Lemma. Let $X$ be a topological space, and let $A\subseteq X$. Then $\mathrm{int}(A) = X-\overline{X-A}.$
Proof. Remember that $\mathrm{int}(A)$ is the largest open subset $U$ of $X$ such that $U\subseteq A$, and that $\overline{B}$ is the smallest closed subset $C$ of $X$ such that $B\subseteq C$.

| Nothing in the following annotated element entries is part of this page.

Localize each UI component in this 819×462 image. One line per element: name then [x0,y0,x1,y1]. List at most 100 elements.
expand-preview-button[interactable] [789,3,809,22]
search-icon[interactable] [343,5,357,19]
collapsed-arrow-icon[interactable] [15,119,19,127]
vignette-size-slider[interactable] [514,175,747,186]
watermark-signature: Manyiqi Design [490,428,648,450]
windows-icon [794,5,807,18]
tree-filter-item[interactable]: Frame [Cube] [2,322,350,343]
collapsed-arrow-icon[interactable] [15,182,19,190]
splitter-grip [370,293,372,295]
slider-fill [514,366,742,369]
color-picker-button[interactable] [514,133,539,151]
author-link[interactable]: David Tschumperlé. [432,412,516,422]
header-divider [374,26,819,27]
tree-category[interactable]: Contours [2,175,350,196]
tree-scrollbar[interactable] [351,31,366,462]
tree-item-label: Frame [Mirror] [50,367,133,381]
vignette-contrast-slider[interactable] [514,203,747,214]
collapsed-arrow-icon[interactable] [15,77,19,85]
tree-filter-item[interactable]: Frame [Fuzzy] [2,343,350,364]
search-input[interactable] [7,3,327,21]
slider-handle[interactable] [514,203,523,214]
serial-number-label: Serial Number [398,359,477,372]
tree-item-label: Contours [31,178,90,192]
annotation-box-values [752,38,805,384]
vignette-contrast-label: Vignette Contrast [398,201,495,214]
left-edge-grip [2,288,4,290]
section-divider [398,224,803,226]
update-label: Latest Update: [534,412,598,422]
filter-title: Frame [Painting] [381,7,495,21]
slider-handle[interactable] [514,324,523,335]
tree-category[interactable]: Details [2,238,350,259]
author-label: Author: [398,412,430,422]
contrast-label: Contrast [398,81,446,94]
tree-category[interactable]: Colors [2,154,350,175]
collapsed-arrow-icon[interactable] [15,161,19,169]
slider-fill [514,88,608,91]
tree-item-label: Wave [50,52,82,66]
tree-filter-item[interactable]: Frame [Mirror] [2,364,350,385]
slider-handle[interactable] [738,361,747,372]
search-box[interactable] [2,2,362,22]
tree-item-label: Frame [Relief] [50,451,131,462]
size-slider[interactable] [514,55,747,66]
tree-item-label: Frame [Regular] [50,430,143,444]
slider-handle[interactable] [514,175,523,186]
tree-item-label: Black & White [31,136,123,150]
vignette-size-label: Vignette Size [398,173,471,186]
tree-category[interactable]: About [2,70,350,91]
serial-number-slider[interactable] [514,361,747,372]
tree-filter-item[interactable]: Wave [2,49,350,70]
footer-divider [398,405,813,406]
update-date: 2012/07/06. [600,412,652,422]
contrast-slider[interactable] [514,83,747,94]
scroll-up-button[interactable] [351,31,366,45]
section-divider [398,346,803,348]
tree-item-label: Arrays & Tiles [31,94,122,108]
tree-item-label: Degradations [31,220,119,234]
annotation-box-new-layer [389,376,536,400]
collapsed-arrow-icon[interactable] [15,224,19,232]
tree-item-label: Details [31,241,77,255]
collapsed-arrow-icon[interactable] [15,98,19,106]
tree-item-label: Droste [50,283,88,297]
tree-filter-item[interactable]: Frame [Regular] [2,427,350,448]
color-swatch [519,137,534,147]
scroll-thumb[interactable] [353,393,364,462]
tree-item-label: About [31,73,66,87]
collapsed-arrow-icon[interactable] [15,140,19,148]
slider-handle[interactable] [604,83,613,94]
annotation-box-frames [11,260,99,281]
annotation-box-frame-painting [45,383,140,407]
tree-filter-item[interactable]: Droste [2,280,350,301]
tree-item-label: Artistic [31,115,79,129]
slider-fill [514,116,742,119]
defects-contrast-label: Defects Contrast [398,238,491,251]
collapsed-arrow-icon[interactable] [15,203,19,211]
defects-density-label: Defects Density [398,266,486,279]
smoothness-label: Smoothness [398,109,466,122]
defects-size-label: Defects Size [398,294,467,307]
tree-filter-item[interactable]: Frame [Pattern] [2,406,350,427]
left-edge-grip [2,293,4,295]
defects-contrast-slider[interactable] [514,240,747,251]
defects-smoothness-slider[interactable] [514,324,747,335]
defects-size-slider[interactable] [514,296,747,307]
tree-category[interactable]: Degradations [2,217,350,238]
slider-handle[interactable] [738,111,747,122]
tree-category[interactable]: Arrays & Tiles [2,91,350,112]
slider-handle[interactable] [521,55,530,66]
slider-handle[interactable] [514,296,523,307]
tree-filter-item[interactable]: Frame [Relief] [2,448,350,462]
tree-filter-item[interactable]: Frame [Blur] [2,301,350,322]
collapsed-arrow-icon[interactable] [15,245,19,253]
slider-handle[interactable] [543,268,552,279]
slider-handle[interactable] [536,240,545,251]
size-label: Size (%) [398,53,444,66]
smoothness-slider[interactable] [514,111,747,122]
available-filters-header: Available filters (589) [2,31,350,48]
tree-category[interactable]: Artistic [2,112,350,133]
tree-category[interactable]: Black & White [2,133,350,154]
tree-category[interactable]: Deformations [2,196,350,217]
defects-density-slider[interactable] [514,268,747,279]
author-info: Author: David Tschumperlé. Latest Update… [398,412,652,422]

If $C$ is a closed set such that $X-A\subseteq C$, then $X-A\subseteq \overline{X-A}\subseteq C$, hence taking complements we have $X-C\subseteq X-\overline{X-A}\subseteq X-(X-A) = A$. Since $C$ is closed, $X-C$ is open, so $X-C$ is an open set contained in $A$; hence $X-C\subseteq \mathrm{int}(A)$. In particular, $X-\overline{X-A}\subseteq \mathrm{int}(A)$.
Now let $U$ be an open set contained in $A$; then $X-U$ is a closed set that contains $X-A$; since the closure is the smallest closed subset that contains the set, then $\overline{X-A}\subseteq X-U$. So $U=X-(X-U) \subseteq X-\overline{X-A}$. In particular, $\mathrm{int}(A)\subseteq X-\overline{X-A}$. This proves the desired equality. QED
Corollary. $X-\mathrm{int}(A) = \overline{X-A}$.
So we have that $\begin{align*} \mathrm{int}(F\cup \mathrm{int}(A)) &= X - \overline{X-(F\cup\mathrm{int}(A))}\\ &= X - \overline{(X-F) \cap (X-\mathrm{int}(A))}\\ &= X - \overline{(X-F) \cap \overline{X-A}}\\ &= X - \overline{(X-F)\cap (X-A)}&\qquad&\text{(using your fact)}\\ &= X - \overline{(X-(F\cup A))}\\ &= \mathrm{int}(F\cup A). \end{align*}$ as desired.